Partager l'article ! Fonctionnaire: les frais de psychothérapie d'une affection imputable au service sont-ils pris en charge par l'administration ?: ...
OUI: le droit au remboursement couvre non seulement des honoraires médicaux mais encore l'ensemble des frais réels exposés par le
fonctionnaire et directement entraînés par une maladie reconnue imputable au service. Mais il appartient toutefois aux intéressés de justifier tant du montant de ces frais que du caractère
d'utilité directe que ceux-ci ont présenté pour parer aux conséquences de la maladie dont ils souffrent.
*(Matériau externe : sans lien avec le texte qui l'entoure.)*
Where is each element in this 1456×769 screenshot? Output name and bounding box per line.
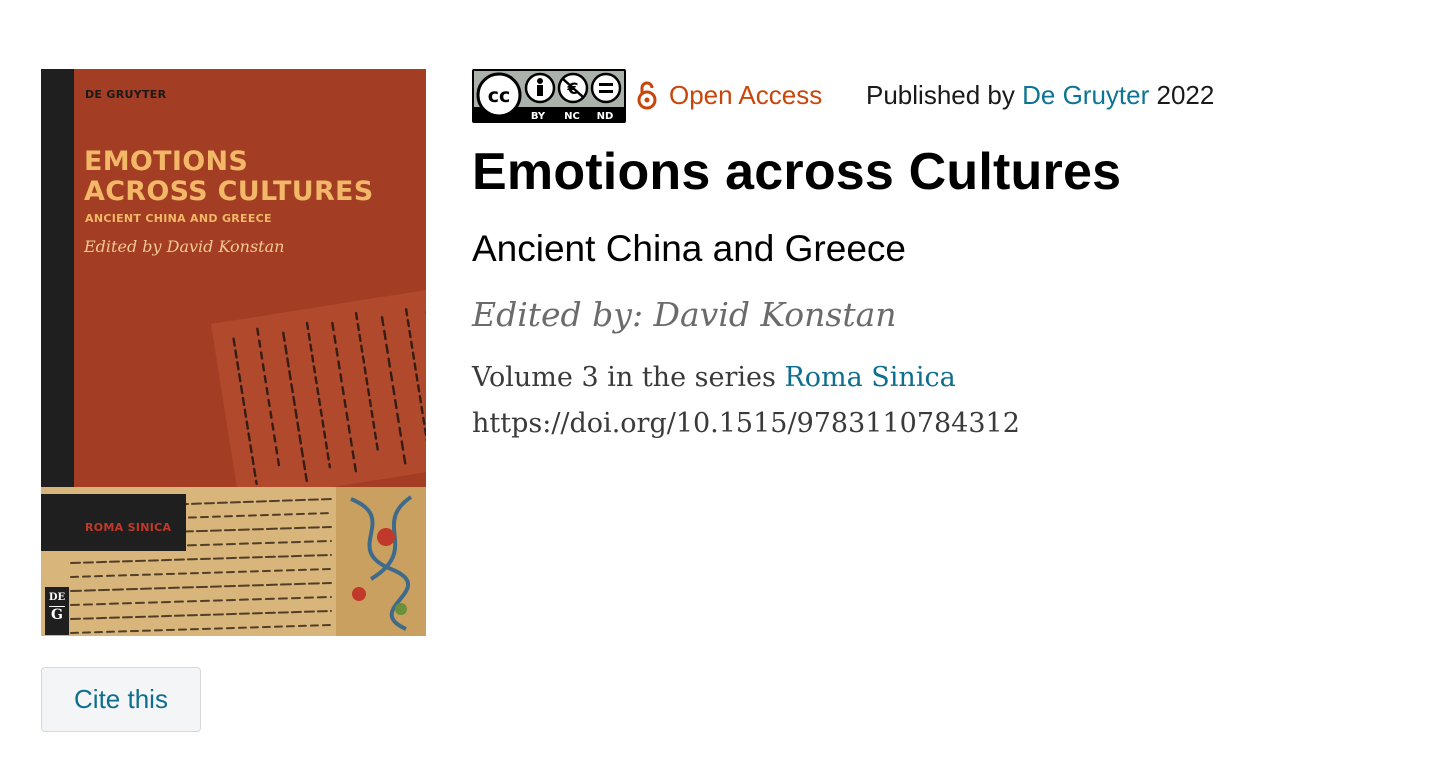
- open-access-label: Open Access: [669, 80, 823, 110]
- book-cover[interactable]: DE GRUYTER EMOTIONS ACROSS CULTURES ANCI…: [41, 69, 426, 636]
- series-line: Volume 3 in the series Roma Sinica: [472, 362, 956, 393]
- published-prefix: Published by: [866, 80, 1023, 110]
- de-gruyter-logo: DE G: [45, 587, 69, 635]
- publication-year: 2022: [1149, 80, 1215, 110]
- open-access-lock-icon: [637, 81, 657, 110]
- cc-term-nc: NC: [564, 111, 580, 122]
- series-prefix: Volume 3 in the series: [472, 362, 785, 393]
- series-link[interactable]: Roma Sinica: [784, 362, 955, 393]
- doi-link[interactable]: https://doi.org/10.1515/9783110784312: [472, 408, 1020, 439]
- cc-license-badge[interactable]: € cc BY NC ND: [472, 69, 626, 123]
- book-title: Emotions across Cultures: [472, 143, 1122, 201]
- edited-by: Edited by: David Konstan: [472, 295, 897, 334]
- cc-term-nd: ND: [597, 111, 614, 122]
- book-subtitle: Ancient China and Greece: [472, 228, 906, 269]
- cc-term-by: BY: [531, 111, 546, 122]
- publisher-link[interactable]: De Gruyter: [1022, 80, 1149, 110]
- cc-by-nc-nd-icon: € cc BY NC ND: [474, 71, 624, 122]
- logo-bottom: G: [51, 607, 63, 623]
- cover-series-label: ROMA SINICA: [85, 521, 172, 534]
- cc-label: cc: [488, 85, 511, 107]
- cite-this-button[interactable]: Cite this: [41, 667, 201, 732]
- published-by: Published by De Gruyter 2022: [866, 80, 1214, 111]
- logo-top: DE: [48, 592, 66, 603]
En l'espèce, Mme A, attachée territoriale, a été recrutée par un
centre de gestion de la fonction publique territoriale en qualité de directrice adjointe chargée des concours et du suivi des instances paritaires. Mme A, souffrant d'une dépression
anxio-dépressive réactionnelle après un conflit avec le directeur du centre de gestion, a été placée en congé de longue durée à plein, puis à demi traitement. Le directeur du centre de gestion a
refusé de reconnaître l'imputabilité au service de la maladie en cause puis a placé l'intéressée en position de disponibilité d'office pour raisons de santé. L'imputabilité au service de
l'affection dont souffre Mme A a été reconnue et le suivi d'une psychothérapie a été jugé nécessaire par le médecin traitant de l'intéressée. Le rapport rédigé par le médecin contrôleur
départemental commis à fin d'expertise estime que le traitement de la maladie nécessitait la poursuite des soins psychiatriques engagés. Ainsi, les frais exposés par Mme A pour suivre une
psychothérapie doivent être regardés comme présentant un caractère d'utilité directe pour traiter l'affection reconnue imputable au service. Dans son arrêt en date du 16 février
2011, le Conseil d'Etat rappelle que les dispositions de l'article 57 de la loi n° 84-53 du 26 janvier 1984 portant dispositions statutaires relatives à la fonction publique territoriale comportent, pour les fonctionnaires
territoriaux, le droit au remboursement non seulement des honoraires médicaux mais encore de l'ensemble des frais réels par eux exposés et directement entraînés par une maladie reconnue imputable
au service. La Haute juridiction administrative précise ensuite qu'il appartient aux intéressés de justifier tant du montant de ces frais que du caractère d'utilité directe que ceux-ci ont
présenté pour parer aux conséquences de la maladie dont ils souffrent.